ATS & recruiter insight · 4 min read

The Most-Used ATS in 2026 and What That Means for Your CV

If you have applied to a mid-sized or large company recently, your CV almost certainly passed through an applicant tracking system before a recruiter opened it. An ATS is the software companies use to receive, store, and sort applications. Knowing which ones are common, and how they behave, takes some of the mystery out of why applications disappear.

This is not a ranking. It is a map of the systems you are likely to meet and what each one means for how you should write your CV.

The systems you will actually encounter

A handful of platforms cover most of the market.

Workday is the one large enterprises use most. If you have ever rebuilt your entire CV into a long web form, field by field, that was probably Workday. It is thorough and slow, and it relies heavily on the structured form rather than the uploaded file.

Greenhouse and Lever are common at tech companies and scale-ups. They tend to have cleaner application flows and lean more on the uploaded CV plus a few questions.

Taleo, now part of Oracle, is an older system still widely used in large traditional organizations. It is the one with a reputation for strict parsing, so a clean format matters most here.

iCIMS, SmartRecruiters, and BambooHR round out the field, the last more common at smaller companies.

You rarely get told which system you are using. But the behaviour is similar enough across all of them that you do not need to. Write for the general case and you are covered.

What every ATS actually does

Under the branding, these systems do the same core jobs:

  1. Parse your CV into structured data — name, contact details, work history, skills.
  2. Store it in a searchable database alongside every other applicant.
  3. Let recruiters search and filter that database, often by keyword, job title, or years of experience.

The myth worth killing is that an ATS "rejects" your CV on its own. In most setups it does not auto-reject. What it does is parse and rank, and a recruiter then searches the pool. If your CV parses badly or lacks the words a recruiter searches for, you are effectively invisible. That is the real failure mode, not a robot pressing decline.

How to write for all of them at once

Because the systems behave similarly, the same habits cover you across the board.

Use a simple, single-column layout. Two-column designs, text boxes, headers and footers, and tables are where parsers stumble. A clean single column reads correctly almost everywhere.

Use standard section headings. "Work Experience," "Education," "Skills." A creative heading like "Where I've Made an Impact" may not be recognized as the experience section, so the content underneath gets misfiled.

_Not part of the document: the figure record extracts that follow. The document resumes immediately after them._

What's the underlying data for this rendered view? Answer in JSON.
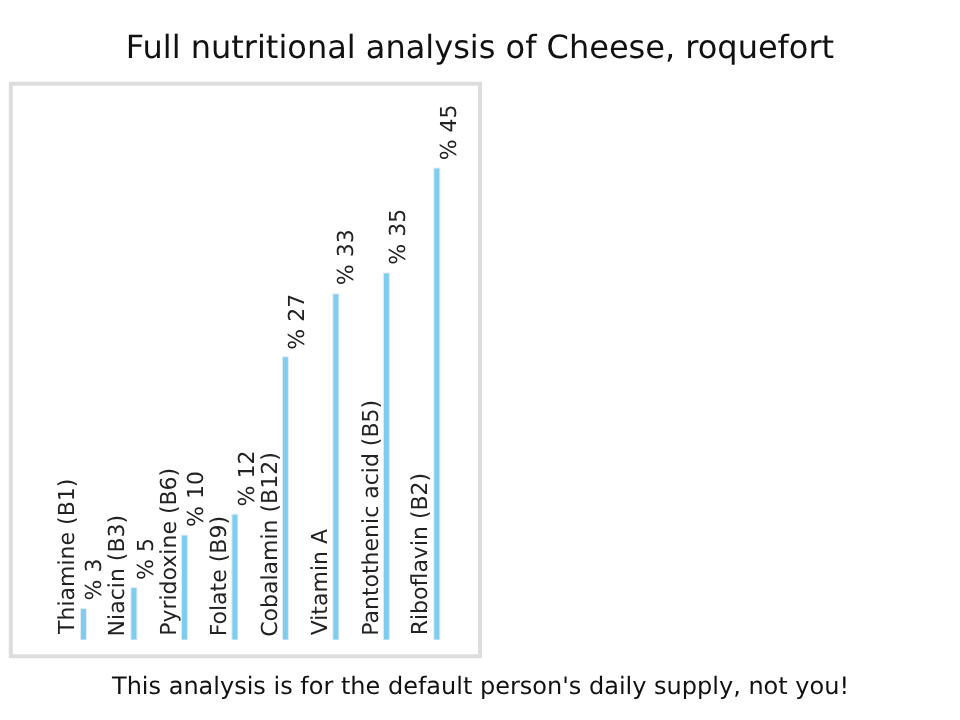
{
  "chart_data": {
    "type": "bar",
    "title": "Full nutritional analysis of Cheese, roquefort",
    "categories": [
      "Thiamine (B1)",
      "Niacin (B3)",
      "Pyridoxine (B6)",
      "Folate (B9)",
      "Cobalamin (B12)",
      "Vitamin A",
      "Pantothenic acid (B5)",
      "Riboflavin (B2)"
    ],
    "values": [
      3,
      5,
      10,
      12,
      27,
      33,
      35,
      45
    ],
    "value_labels": [
      "% 3",
      "% 5",
      "% 10",
      "% 12",
      "% 27",
      "% 33",
      "% 35",
      "% 45"
    ],
    "color": "#7fcdee",
    "legend": false,
    "annotations": [
      "This analysis is for the default person's daily supply, not you!"
    ]
  }
}
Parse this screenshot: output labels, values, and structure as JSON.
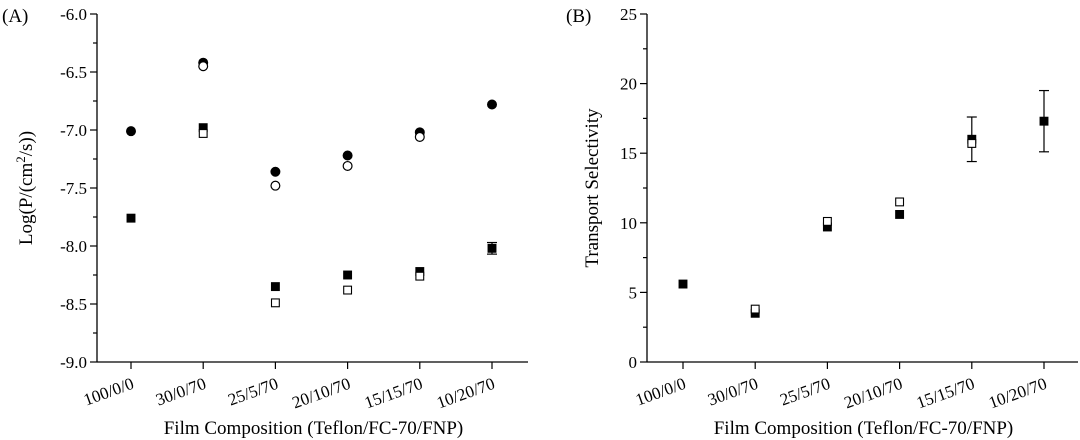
{
  "chart_data": [
    {
      "type": "scatter",
      "panel_label": "(A)",
      "title": "",
      "xlabel": "Film Composition (Teflon/FC-70/FNP)",
      "ylabel_prefix": "Log(P/(cm",
      "ylabel_sup": "2",
      "ylabel_suffix": "/s))",
      "categories": [
        "100/0/0",
        "30/0/70",
        "25/5/70",
        "20/10/70",
        "15/15/70",
        "10/20/70"
      ],
      "ylim": [
        -9.0,
        -6.0
      ],
      "yticks": [
        -9.0,
        -8.5,
        -8.0,
        -7.5,
        -7.0,
        -6.5,
        -6.0
      ],
      "ytick_labels": [
        "-9.0",
        "-8.5",
        "-8.0",
        "-7.5",
        "-7.0",
        "-6.5",
        "-6.0"
      ],
      "series": [
        {
          "name": "filled-circle",
          "marker": "circle",
          "filled": true,
          "values": [
            -7.01,
            -6.42,
            -7.36,
            -7.22,
            -7.02,
            -6.78
          ]
        },
        {
          "name": "open-circle",
          "marker": "circle",
          "filled": false,
          "values": [
            null,
            -6.45,
            -7.48,
            -7.31,
            -7.06,
            null
          ]
        },
        {
          "name": "filled-square",
          "marker": "square",
          "filled": true,
          "values": [
            -7.76,
            -6.98,
            -8.35,
            -8.25,
            -8.22,
            -8.02
          ],
          "errors": [
            null,
            null,
            null,
            null,
            null,
            0.05
          ]
        },
        {
          "name": "open-square",
          "marker": "square",
          "filled": false,
          "values": [
            null,
            -7.03,
            -8.49,
            -8.38,
            -8.26,
            null
          ]
        }
      ]
    },
    {
      "type": "scatter",
      "panel_label": "(B)",
      "title": "",
      "xlabel": "Film Composition (Teflon/FC-70/FNP)",
      "ylabel": "Transport Selectivity",
      "categories": [
        "100/0/0",
        "30/0/70",
        "25/5/70",
        "20/10/70",
        "15/15/70",
        "10/20/70"
      ],
      "ylim": [
        0,
        25
      ],
      "yticks": [
        0,
        5,
        10,
        15,
        20,
        25
      ],
      "ytick_labels": [
        "0",
        "5",
        "10",
        "15",
        "20",
        "25"
      ],
      "series": [
        {
          "name": "filled-square",
          "marker": "square",
          "filled": true,
          "values": [
            5.6,
            3.5,
            9.7,
            10.6,
            16.0,
            17.3
          ],
          "errors": [
            null,
            null,
            null,
            null,
            1.6,
            2.2
          ]
        },
        {
          "name": "open-square",
          "marker": "square",
          "filled": false,
          "values": [
            null,
            3.8,
            10.1,
            11.5,
            15.7,
            null
          ]
        }
      ]
    }
  ]
}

Submit a .docx or a text-based PDF. Avoid PDFs exported as images, and never submit a CV as an actual image file. If the parser cannot read the text, none of it counts.

Mirror the job posting's language. If the posting says "project management" and your CV says "managed projects," a keyword search for the exact phrase may miss you. Use the employer's wording where it is genuinely accurate for you.

Fill in the web form properly, even after uploading. With systems like Workday, the structured form is what gets searched. A perfect uploaded CV does not save you if the form fields are half-empty.

What does not help

A few tactics circulate that are not worth your time. White text keyword stuffing, hiding keywords in white-on-white text, is detected and it makes a recruiter distrust the whole application. Cramming every keyword imaginable makes the CV unreadable for the human who eventually sees it, and a human always sees the shortlisted ones. Obsessing over an ATS score from an online tool is mostly noise; those tools do not see the actual system the employer uses.

The honest version works better: a clean format, real keywords that are genuinely yours, and content a recruiter wants to read once it surfaces.

If you are building your CV from a LinkedIn profile, a tool like Postulit produces a clean, single-column, parseable layout by default, which removes the formatting guesswork and lets you focus on matching your content to each job.

The goal is not to beat the ATS. It is to be correctly understood by it, so the human on the other side gets an accurate picture of you.